Egypt's interior minister said on Sunday the government had proof that the Army of Islam, a Palestinian group linked to al Qaeda, was behind the New Year's Day bombing of a church that killed 23 people.
The Army of Islam praised the attack but denied involvement.
Egyptian officials had suspected an al Qaeda-inspired bomber was behind the blast that ripped through a crowd outside the church in the city of Alexandria, prompting protests by Christians that the state had not done enough to protect them.
An Iraq-based al Qaeda group had called for attacks on Egypt's Coptic Christians, who make up one tenth of the population, before the church bombing.
"If elements of the Palestinian Army of Islam, linked to al Qaeda, thought they had hidden behind elements that were recruited, we have decisive proof of their heinous involvement in planning and carrying out such a villainous terrorist act," Interior Minister Habib el-Adli said in a speech.
The bomber died in the blast, which wounded 97 people.

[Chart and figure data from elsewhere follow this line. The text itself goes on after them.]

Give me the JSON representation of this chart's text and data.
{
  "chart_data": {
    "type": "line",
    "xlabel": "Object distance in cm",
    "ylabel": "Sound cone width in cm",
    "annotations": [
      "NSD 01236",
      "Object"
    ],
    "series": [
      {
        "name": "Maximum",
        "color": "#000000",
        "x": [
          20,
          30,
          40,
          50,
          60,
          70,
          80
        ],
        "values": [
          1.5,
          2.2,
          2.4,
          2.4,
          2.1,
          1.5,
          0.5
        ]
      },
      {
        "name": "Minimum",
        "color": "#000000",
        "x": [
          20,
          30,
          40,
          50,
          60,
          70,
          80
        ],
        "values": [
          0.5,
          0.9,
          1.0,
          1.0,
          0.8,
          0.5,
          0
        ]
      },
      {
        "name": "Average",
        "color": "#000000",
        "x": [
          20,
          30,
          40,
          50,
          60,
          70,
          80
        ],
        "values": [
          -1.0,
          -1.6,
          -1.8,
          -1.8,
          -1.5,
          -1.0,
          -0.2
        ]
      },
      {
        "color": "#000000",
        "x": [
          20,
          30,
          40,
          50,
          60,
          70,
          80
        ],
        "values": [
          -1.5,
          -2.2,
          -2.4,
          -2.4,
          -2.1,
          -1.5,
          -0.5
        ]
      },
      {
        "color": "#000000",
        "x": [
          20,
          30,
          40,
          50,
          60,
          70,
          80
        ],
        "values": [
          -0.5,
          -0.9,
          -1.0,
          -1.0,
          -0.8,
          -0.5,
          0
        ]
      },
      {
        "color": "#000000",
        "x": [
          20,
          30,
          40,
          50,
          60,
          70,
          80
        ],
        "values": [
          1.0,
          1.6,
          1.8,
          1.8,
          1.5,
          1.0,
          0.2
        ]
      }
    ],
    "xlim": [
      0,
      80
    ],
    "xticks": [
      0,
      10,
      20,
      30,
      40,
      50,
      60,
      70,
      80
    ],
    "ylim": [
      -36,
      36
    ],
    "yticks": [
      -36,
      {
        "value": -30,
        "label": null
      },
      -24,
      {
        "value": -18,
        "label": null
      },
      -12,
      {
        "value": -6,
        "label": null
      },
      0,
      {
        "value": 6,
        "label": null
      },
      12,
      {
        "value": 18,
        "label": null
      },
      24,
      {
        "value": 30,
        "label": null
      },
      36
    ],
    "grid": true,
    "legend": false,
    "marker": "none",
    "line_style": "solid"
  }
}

Egyptian state security had pointed to possible foreign involvement and officials said they were investigating several Palestinians who were perceived as possible threats.
A spokesman for the Army of Islam, which considers al-Qaeda's leaders as spiritual mentors, told Reuters in Gaza that the group "has no connection to the church attack in Egypt, though we praise those who did it."
President Hosni Mubarak, in an address broadcast on state TV, praised the police for their efforts to identify those responsible and said the attackers had sought to sow discord between Egyptian Copts and Muslims.
Sectarian tensions often flare over issues such as building churches or romantic relationships between members of both religions.
"We will not allow terrorism to shake our stability and horrify our people or attack the unity of Muslims and Copts," Mubarak said. "Egypt's security and stability are targeted."
The Army of Islam played a part in a cross-border attack in 2006 in the Gaza Strip in which Israeli soldier Gilad Shalit was abducted. The group later cut relations with Hamas, the Islamist group which controls Gaza, and has clashed with it.